The song has been covered many times, including by Susanna Hoffs, Carrie Underwood and The Lemonheads, and of course there’s Nesmith’s version, essentially covering himself on the album And the Hits Just Keep on Comin’. His version has a fourth verse that isn’t usually heard. But one of the things I’ve noticed among the covers is that it’s usually a female lead performing, even though the song was originally written as a man-to-woman conversation.

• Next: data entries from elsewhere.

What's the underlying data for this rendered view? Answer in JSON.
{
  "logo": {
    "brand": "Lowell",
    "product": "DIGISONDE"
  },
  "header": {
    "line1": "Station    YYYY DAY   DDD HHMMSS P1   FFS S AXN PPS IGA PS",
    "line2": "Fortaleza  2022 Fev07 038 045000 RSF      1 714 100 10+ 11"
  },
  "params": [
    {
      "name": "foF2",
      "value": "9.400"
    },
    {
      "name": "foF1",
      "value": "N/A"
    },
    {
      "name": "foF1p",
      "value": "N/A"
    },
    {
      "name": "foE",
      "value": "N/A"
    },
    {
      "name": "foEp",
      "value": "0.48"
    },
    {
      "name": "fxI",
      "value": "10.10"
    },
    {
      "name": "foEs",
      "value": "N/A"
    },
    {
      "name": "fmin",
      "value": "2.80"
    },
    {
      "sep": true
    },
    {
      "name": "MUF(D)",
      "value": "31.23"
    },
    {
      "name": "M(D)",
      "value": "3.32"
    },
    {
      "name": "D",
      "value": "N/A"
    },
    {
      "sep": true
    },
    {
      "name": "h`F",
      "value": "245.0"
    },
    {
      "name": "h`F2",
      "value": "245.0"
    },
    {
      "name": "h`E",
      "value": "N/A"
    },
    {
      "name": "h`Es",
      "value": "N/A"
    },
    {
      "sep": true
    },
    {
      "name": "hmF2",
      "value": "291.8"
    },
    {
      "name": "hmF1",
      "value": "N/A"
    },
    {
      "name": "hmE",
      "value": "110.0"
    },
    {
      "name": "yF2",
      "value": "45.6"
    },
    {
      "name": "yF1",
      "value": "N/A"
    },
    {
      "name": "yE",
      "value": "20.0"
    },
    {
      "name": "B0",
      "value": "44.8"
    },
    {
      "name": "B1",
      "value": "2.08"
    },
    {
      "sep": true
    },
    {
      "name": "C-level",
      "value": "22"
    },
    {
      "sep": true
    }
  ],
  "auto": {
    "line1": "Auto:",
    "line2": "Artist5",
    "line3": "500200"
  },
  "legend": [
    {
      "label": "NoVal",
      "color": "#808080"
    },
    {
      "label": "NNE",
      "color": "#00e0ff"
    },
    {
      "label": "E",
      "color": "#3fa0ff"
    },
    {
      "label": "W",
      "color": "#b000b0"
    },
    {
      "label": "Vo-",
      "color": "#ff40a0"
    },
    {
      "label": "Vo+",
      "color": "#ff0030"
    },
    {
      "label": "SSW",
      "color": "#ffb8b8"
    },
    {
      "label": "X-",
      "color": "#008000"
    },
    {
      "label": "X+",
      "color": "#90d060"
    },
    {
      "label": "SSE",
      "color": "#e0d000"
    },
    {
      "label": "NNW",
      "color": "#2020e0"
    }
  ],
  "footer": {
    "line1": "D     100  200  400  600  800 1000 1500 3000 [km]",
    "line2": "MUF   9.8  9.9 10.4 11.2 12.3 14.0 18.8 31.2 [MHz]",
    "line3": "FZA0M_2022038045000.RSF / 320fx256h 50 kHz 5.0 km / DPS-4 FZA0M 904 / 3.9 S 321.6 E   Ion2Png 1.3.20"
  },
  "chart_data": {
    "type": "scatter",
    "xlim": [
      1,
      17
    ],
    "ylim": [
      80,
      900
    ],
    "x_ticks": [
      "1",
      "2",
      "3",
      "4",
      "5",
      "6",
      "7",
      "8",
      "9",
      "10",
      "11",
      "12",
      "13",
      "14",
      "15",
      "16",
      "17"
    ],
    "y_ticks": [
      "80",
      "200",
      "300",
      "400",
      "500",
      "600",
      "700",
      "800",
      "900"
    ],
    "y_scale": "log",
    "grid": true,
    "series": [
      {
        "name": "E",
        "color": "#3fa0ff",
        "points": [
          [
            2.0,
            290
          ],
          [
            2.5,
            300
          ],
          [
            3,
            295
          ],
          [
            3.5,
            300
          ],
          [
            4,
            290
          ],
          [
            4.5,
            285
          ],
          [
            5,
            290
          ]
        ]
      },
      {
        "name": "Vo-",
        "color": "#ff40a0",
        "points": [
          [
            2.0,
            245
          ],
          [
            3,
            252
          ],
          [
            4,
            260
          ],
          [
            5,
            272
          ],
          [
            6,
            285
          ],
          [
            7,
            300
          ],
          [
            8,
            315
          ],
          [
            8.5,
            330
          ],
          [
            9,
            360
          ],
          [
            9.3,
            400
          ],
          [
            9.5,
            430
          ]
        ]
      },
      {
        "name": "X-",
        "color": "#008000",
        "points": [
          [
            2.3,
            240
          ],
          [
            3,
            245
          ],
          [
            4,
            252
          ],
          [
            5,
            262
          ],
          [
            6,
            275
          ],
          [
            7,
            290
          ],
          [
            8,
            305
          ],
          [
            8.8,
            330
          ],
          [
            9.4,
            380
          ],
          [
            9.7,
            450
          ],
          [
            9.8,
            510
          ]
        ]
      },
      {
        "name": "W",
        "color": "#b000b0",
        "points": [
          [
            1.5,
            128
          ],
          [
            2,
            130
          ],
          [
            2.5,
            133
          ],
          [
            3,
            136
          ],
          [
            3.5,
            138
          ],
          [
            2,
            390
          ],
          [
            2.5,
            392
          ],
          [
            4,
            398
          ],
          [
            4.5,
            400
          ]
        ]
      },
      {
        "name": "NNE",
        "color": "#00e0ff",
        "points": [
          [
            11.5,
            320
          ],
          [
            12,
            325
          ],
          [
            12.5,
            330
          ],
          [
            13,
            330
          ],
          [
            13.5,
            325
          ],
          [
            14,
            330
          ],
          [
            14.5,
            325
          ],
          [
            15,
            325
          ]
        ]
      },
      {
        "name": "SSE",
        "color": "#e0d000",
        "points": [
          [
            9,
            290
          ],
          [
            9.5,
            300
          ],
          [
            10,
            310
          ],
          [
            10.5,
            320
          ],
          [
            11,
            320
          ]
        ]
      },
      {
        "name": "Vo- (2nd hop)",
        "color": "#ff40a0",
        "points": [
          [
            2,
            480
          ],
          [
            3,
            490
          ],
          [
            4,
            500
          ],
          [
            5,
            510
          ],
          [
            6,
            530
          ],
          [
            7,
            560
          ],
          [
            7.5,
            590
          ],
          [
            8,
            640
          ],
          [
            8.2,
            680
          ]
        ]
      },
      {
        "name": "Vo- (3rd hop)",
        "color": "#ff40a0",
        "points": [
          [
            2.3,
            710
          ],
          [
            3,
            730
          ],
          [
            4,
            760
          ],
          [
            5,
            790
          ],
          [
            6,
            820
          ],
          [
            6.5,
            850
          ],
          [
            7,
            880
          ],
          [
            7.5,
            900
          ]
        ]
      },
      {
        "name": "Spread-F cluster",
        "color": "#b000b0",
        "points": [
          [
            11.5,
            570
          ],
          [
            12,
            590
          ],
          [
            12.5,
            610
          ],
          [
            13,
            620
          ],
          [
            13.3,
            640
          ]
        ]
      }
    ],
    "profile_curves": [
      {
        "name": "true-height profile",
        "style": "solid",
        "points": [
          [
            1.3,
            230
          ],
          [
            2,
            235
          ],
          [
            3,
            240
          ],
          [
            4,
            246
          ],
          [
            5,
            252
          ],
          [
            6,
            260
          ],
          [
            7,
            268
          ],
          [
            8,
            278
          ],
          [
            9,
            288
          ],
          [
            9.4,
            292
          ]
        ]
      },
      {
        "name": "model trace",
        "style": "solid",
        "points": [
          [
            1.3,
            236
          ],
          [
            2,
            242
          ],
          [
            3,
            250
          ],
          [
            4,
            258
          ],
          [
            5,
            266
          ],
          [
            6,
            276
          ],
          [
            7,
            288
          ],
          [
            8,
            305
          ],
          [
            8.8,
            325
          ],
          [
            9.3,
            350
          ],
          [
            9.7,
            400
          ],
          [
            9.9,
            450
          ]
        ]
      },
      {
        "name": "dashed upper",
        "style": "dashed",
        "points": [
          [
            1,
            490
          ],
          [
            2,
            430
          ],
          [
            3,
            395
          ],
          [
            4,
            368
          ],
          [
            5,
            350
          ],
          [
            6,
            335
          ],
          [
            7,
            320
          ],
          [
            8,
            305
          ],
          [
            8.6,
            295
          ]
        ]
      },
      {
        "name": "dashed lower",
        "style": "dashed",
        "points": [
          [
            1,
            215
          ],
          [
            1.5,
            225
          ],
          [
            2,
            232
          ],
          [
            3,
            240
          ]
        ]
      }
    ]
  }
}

And now it’s time to answer today’s trivia question. ‘Way back when, I asked you to identify two musicians who died in the same apartment four years apart, and to identify the famous owner of that apartment.


[CASS]
Well, on July 29, 1974, Mama Cass Elliot had a heart attack and died. She’d gotten into a cycle of gaining and losing a lot of weight, which weakened the heart muscle the point of failure. That rumor about a ham sandwich? Well, yeah. There was a sandwich by her bedside, but she’d never touched it.


[WHO ARE YOU]
And then four years later, on September 7, 1978, it was Keith Moon who died in that same apartment from an overdose of the anti-alcohol drug Clomethiazole. And the person who owned that apartment? Was Harry Nilsson, the Coconut Man, who later sold the place…to Keith Moon’s bandmate, Pete Townshend.